執行 gcloud beta functions deploy 指令來部署觸發條件：

gcloud beta functions deploy shutdown_vm \
    --project PROJECT_ID \
    --runtime python37 \
    --trigger-resource integrity-monitoring \
    --trigger-event google.pubsub.topic.publish

建立資料庫來存放已知的理想基準測量結果

建立 Firestore 資料庫來提供一組已知的理想完整性基準測量結果。您必須手動新增基準測量結果，讓這個資料庫保持在最新狀態。

前往 Google Cloud 控制台的「VM instances」(VM 執行個體) 頁面。

前往 VM 執行個體頁面
按一下 Shielded VM 執行個體 ID，開啟「VM 執行個體詳細資料」頁面。
按一下「Logs」(記錄) 下的 [Stackdriver Logging]。
找出最近的 lateBootReportEvent 記錄項目。
展開記錄項目 > jsonPayload > lateBootReportEvent > policyMeasurements。
記下 lateBootReportEvent > policyMeasurements 內含元素的值。
前往 Google Cloud 控制台的「Firestore」頁面。

前往 Firestore 主控台
選擇 [啟動集合]。
在「集合 ID」欄位中輸入 known_good_measurements。
在「文件 ID」中輸入 baseline1。
在「欄位名稱」(Field name) 中，輸入從 lateBootReportEvent > policyMeasurements 的元素 0 取得的 pcrNum 欄位值。
在「欄位類型」選單中選取 [對應]。
在名稱為「hashAlgo」、「pcrNum」和「value」的對應欄位中個新增三個字串欄位；填入從 lateBootReportEvent > policyMeasurements 元素 0 欄位中取得的值。
建立多個對應欄位，lateBootReportEvent > policyMeasurements 中每個額外元素各一個；並為這些元素提供和第一個對應欄位一樣的子欄位。這些子欄位的值應對應於每個額外元素的值。

舉例來說，如果您使用 Linux VM，完成之後，集合看起來應該類似於以下架構：

如果您使用 Windows VM，會看到更多測量結果，因此集合看起來應該類似於以下架構：

更新 Cloud Run 函式觸發條件以使用已知的理想基準

下列程式碼用於建立 Cloud Run functions 觸發條件，能讓完整性驗證失敗的 Shielded VM 執行個體取得新的基準，並判斷是否符合資料庫內的理想測量結果，否則就予以關機。複製這段程式碼，並用於覆寫 main.py 中現有的程式碼。

import base64
import json
import googleapiclient.discovery

import firebase_admin
from firebase_admin import credentials
from firebase_admin import firestore

PROJECT_ID = 'PROJECT_ID'

firebase_admin.initialize_app(credentials.ApplicationDefault(), {
    'projectId': PROJECT_ID,
})

def pcr_values_to_dict(pcr_values):
  """Converts a list of PCR values to a dict, keyed by PCR num"""
  result = {}
  for value in pcr_values:
    result[value['pcrNum']] = value
  return result

def instance_id_to_instance_name(compute, zone, project_id, instance_id):
  list_result = compute.instances().list(
      project=project_id,
      zone=zone,
      filter='id eq %s' % instance_id).execute()
  if len(list_result['items']) != 1:
    raise KeyError('unexpected number of items: %d'
        % len(list_result['items']))
  return list_result['items'][0]['name']

def relearn_if_known_good(data, context):
    """A Cloud Function that shuts down a VM on failed integrity check.
    """
    log_entry = json.loads(base64.b64decode(data['data']).decode('utf-8'))
    payload = log_entry.get('jsonPayload', {})
    entry_type = payload.get('@type')
    if entry_type != 'type.googleapis.com/cloud_integrity.IntegrityEvent':
      raise TypeError("Unexpected log entry type: %s" % entry_type)

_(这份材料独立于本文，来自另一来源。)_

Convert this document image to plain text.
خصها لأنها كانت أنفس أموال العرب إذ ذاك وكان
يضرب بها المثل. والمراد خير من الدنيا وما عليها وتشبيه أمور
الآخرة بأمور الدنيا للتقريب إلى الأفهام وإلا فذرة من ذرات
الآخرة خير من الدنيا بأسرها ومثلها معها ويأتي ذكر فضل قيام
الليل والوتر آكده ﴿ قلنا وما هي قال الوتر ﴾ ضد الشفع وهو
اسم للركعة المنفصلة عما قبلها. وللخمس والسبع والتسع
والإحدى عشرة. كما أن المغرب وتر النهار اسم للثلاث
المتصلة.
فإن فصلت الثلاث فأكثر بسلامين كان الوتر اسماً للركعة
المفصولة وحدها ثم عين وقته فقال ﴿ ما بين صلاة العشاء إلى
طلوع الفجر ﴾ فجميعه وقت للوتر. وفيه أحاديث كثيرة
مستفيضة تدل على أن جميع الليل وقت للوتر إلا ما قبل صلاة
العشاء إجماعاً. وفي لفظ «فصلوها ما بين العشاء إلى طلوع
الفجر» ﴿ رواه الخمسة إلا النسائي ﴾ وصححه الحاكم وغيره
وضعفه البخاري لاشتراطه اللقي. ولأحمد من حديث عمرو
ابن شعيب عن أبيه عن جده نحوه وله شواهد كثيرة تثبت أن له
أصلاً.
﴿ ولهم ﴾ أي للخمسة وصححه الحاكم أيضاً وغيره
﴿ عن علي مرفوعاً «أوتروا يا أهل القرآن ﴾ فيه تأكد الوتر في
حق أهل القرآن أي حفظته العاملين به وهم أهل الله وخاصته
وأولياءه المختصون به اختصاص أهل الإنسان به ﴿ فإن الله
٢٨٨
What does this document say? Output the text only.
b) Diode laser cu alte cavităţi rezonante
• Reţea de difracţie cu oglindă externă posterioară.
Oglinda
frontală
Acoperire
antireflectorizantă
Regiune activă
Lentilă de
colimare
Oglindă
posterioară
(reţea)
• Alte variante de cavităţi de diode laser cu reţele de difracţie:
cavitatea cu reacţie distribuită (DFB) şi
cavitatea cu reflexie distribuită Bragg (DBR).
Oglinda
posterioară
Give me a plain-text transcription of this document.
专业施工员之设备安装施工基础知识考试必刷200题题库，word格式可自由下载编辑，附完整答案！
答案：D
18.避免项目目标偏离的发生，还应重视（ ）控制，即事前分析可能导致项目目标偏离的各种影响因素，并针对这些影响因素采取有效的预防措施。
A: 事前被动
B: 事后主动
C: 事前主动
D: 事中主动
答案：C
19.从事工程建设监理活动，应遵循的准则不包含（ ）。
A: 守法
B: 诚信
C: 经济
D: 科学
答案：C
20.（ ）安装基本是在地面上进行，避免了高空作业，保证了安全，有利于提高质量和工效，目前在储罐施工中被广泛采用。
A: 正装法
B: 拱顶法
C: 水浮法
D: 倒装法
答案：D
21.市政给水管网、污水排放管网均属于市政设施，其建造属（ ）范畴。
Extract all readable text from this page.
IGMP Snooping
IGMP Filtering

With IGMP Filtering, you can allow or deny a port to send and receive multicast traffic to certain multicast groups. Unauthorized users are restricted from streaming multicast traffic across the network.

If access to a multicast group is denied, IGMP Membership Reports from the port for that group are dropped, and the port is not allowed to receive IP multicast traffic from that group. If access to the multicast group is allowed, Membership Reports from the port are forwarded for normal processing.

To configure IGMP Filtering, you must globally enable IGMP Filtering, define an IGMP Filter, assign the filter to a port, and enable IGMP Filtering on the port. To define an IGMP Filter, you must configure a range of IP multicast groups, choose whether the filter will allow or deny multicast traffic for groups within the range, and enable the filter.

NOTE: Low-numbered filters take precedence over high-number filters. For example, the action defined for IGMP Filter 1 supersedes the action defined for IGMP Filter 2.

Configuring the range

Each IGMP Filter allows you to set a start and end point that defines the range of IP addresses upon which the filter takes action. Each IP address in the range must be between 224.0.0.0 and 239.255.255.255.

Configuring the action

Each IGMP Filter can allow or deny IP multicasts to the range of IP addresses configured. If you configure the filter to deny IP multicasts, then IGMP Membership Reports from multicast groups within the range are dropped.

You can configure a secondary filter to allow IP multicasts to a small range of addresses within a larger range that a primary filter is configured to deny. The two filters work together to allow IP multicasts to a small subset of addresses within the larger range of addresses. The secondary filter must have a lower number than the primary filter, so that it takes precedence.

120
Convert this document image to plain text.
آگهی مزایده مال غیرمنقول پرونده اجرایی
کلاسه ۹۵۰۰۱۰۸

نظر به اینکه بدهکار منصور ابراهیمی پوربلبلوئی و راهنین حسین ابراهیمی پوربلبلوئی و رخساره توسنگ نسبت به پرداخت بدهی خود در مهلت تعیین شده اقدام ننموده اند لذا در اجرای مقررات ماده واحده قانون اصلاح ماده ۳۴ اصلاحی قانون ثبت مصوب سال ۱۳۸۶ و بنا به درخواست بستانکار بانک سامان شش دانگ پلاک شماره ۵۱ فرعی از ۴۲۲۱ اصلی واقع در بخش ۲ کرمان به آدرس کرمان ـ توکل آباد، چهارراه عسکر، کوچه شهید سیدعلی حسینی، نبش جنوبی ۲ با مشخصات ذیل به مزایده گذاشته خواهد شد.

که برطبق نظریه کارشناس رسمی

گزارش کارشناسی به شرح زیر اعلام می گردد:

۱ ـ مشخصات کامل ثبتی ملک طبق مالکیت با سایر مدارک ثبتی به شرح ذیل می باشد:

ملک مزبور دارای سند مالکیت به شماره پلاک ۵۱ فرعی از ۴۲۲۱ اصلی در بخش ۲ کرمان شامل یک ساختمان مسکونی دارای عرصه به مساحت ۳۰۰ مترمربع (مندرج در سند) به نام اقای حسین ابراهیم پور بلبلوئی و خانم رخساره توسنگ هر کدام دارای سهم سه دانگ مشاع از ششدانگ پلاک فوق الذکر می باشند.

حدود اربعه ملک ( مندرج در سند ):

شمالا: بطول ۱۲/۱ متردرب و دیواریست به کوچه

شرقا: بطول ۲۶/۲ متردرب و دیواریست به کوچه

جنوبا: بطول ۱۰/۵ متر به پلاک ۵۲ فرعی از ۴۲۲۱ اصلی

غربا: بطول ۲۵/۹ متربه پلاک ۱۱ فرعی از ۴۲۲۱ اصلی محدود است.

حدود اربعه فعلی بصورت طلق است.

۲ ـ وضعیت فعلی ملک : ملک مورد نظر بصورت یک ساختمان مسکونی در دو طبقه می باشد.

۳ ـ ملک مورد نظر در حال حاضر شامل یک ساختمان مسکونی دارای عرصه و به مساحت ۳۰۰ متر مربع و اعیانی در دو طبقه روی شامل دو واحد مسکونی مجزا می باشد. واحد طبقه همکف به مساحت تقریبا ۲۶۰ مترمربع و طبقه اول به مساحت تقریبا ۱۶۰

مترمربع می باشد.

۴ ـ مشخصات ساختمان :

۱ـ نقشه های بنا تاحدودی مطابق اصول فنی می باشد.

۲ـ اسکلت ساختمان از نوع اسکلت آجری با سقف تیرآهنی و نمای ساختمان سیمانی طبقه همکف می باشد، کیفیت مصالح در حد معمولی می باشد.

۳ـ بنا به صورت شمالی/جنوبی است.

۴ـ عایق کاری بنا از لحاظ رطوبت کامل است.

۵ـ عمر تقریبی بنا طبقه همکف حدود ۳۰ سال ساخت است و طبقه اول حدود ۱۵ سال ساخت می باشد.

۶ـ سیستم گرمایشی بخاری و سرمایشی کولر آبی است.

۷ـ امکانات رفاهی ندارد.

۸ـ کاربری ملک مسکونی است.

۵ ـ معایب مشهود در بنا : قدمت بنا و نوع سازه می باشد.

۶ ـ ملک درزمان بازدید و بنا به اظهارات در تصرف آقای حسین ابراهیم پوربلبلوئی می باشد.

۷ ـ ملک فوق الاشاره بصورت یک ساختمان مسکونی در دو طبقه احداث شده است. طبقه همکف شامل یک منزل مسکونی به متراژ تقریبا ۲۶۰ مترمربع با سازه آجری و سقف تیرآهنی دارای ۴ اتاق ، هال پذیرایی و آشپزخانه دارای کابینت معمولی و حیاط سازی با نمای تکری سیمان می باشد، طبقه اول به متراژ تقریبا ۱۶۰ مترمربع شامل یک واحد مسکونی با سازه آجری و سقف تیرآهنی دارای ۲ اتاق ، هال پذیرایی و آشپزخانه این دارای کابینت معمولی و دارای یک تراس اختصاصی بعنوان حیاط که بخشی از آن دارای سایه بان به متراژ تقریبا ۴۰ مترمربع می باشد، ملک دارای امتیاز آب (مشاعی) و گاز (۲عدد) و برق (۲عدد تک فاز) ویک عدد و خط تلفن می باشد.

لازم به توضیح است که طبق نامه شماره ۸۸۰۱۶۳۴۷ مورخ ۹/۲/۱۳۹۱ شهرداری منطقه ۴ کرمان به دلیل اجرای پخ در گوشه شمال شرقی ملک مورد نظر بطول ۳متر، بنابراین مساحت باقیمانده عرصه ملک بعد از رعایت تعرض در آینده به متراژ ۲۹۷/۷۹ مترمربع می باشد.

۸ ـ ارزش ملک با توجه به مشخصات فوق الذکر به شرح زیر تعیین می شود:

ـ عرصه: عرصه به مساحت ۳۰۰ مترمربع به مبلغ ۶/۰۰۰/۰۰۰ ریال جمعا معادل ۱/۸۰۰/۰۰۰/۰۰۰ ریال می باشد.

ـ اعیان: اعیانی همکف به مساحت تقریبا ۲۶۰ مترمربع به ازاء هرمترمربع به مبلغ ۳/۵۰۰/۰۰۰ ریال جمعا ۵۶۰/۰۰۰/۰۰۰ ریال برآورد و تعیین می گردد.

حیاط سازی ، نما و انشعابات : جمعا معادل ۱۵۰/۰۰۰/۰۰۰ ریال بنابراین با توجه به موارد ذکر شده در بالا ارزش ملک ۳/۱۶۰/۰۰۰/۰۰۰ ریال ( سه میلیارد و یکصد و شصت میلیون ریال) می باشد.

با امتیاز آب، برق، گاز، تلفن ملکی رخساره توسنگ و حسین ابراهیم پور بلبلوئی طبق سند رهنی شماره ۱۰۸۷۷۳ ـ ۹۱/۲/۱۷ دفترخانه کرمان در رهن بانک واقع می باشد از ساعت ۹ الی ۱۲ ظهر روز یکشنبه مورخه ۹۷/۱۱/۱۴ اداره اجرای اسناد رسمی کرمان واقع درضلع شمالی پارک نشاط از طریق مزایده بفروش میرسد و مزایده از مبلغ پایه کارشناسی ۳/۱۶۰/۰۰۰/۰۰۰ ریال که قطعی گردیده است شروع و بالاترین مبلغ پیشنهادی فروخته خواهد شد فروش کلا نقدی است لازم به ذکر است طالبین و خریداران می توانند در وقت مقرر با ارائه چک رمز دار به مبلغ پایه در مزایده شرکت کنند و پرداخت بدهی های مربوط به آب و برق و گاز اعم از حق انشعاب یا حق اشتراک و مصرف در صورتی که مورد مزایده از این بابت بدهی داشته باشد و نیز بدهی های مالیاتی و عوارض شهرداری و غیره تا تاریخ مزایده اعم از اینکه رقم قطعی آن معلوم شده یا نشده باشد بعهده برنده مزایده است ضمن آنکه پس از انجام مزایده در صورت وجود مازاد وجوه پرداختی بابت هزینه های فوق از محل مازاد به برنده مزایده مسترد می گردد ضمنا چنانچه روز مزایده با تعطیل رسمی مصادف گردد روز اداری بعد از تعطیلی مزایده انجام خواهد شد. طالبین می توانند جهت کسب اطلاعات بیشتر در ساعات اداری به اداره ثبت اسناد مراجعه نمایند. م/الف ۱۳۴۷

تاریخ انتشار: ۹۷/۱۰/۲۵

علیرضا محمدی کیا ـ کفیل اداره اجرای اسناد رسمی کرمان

    # We only send relearn signal upon receiving late boot report event: if
    # early boot measurements are in a known good database, but late boot
    # measurements aren't, and we send relearn signal upon receiving early boot
    # report event, the VM will also relearn late boot policy baseline, which we
    # don't want, because they aren't known good.
    report_event = payload.get('lateBootReportEvent')
    if report_event is None:
      return

    evaluation_passed = report_event['policyEvaluationPassed']
    if evaluation_passed:
      # Policy evaluation passed, nothing to do.
      return

    # See if the new measurement is known good, and if it is, relearn.
    measurements = pcr_values_to_dict(report_event['actualMeasurements'])

    db = firestore.Client()
    kg_ref = db.collection('known_good_measurements')

    # Check current measurements against known good database.
    relearn = False
    for kg in kg_ref.get():

      kg_map = kg.to_dict()

      # Check PCR values for lateBootReportEvent measurements against the known good
      # measurements stored in the Firestore table

      if ('PCR_0' in kg_map and kg_map['PCR_0'] == measurements['PCR_0'] and
          'PCR_4' in kg_map and kg_map['PCR_4'] == measurements['PCR_4'] and
          'PCR_7' in kg_map and kg_map['PCR_7'] == measurements['PCR_7']):

        # Linux VM (3 measurements), only need to check above 3 measurements
        if len(kg_map) == 3:
          relearn = True

        # Windows VM (6 measurements), need to check 3 additional measurements
        elif len(kg_map) == 6:
          if ('PCR_11' in kg_map and kg_map['PCR_11'] == measurements['PCR_11'] and
              'PCR_13' in kg_map and kg_map['PCR_13'] == measurements['PCR_13'] and
              'PCR_14' in kg_map and kg_map['PCR_14'] == measurements['PCR_14']):
            relearn = True

    compute = googleapiclient.discovery.build('compute', 'beta',
        cache_discovery=False)

    instance_id = log_entry['resource']['labels']['instance_id']
    project_id = log_entry['resource']['labels']['project_id']
    zone = log_entry['resource']['labels']['zone']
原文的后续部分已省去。